The passage of the Alimony Reform Act of 2011 brought about sweeping changes to the alimony laws in Massachusetts. One major change was the implementation of durational limits on alimony awards. For marriages lasting fewer than 20 years, a formula is available to determine the length of time general term alimony may be required.
TheKatherine E. McCarthy statute, M.G.L. c. 208 §48-55, contains language that allows the durational limits to be applied to alimony orders that predate the reform act, providing many alimony payors with hope that their alimony obligation will be terminated. However, the statute also contains language that allows the probate and family court to deviate beyond the durational limits based on an ‘interests of justice’ standard.

Since the passage of alimony reform, attorneys and clients alike have been left wondering how and when the ‘interests of justice’ standard would be applied and what factors a court will consider in deviating from the durational limits. A recent decision by the Massachusetts Supreme Judicial Court provides some limited answers.

Deviation Beyond Durational Limits

Alimony reform states that “alimony awards which exceed the durational limits established in [the law] shall be modified upon a complaint for modification without additional material change of circumstance, unless the court finds that deviation from the durational limits is warranted.” The court must then look to whether deviation is “required in the interests of justice.”

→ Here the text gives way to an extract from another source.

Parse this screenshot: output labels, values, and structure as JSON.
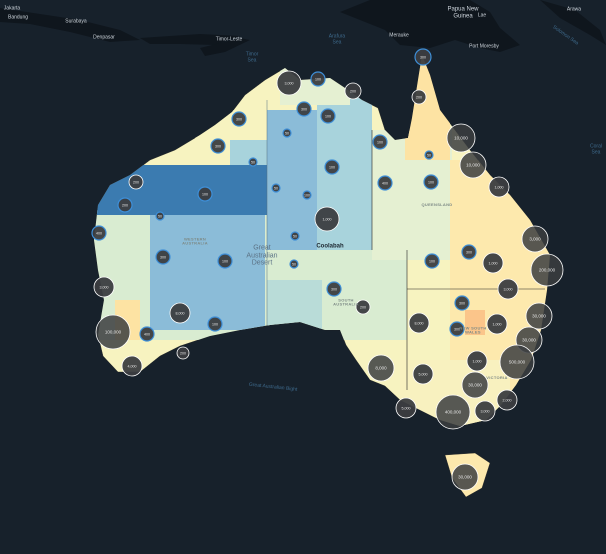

In a case of first impression, in November 2016, the Supreme Judicial Court decided in George v. George two important aspects of the deviation standard. First, the alimony recipient bears the burden of proving that deviation beyond the presumptive termination date is required in the interests of justice. Second, the judge must look at the circumstances of the parties at the time the termination of alimony is sought, as opposed to the circumstances of the parties at the time of the initial award of alimony.

Additional factors that may be considered are the same statutory factors that judges must consider in making an initial alimony award. Those factors include:

  • Advanced age, chronic illness, or unusual health circumstances of either party;
  • Tax considerations applicable to the parties;
  • Whether the payor spouse is providing health insurance and the cost of health insurance for the recipient spouse;
  • Whether the payor spouse has been ordered to secure life insurance for the benefit of the recipient spouse and the cost of such insurance;
  • Sources and amounts of unearned income, including capital gains, interest and dividends, annuity, and investment income from assets that were not allocated in the parties’ divorce;
  • Significant pre-marital cohabitation that included economic partnership or marital separation of significant duration, each of which the court may consider in determining the length of the marriage;
  • A party’s inability to provide for that party’s own support by reason of physical or mental abuse by the payor;
  • A party’s inability to provide for that party’s own support by reason of that party’s deficiency of property, maintenance, or employment opportunity; and
  • Upon written findings, any other factor that the court deems relevant and material.


The court also made clear in its decision that it would not consider an alimony recipient’s argument that, had they known that the alimony laws were going to change, or that durational limits would be applied, they would have negotiated for a larger property division in the original divorce. The SJC reasoned that, if this argument were to be accepted by the courts, it would effectively prohibit any payors with alimony awards that predate alimony reform from terminating their alimony obligation under the terms of the law. In sum, accepting such an argument would nullify that portion of alimony reform in direct contravention of the Legislature’s intent.


As in most cases in the probate and family court, the individual facts of the case are extremely important. However, the George case has provided some clarification of the statute that can be utilized to argue either for or against termination of alimony based on durational limits.

In sum, if a payor has paid alimony beyond the durational limits, it is wise to consider the alimony recipient’s present circumstances in predicting how successful they will be in attempting to terminate the alimony obligation. Conversely, an alimony recipient must be cognizant that he or she will have the burden of establishing that deviation beyond the durational limits is appropriate in his or her case.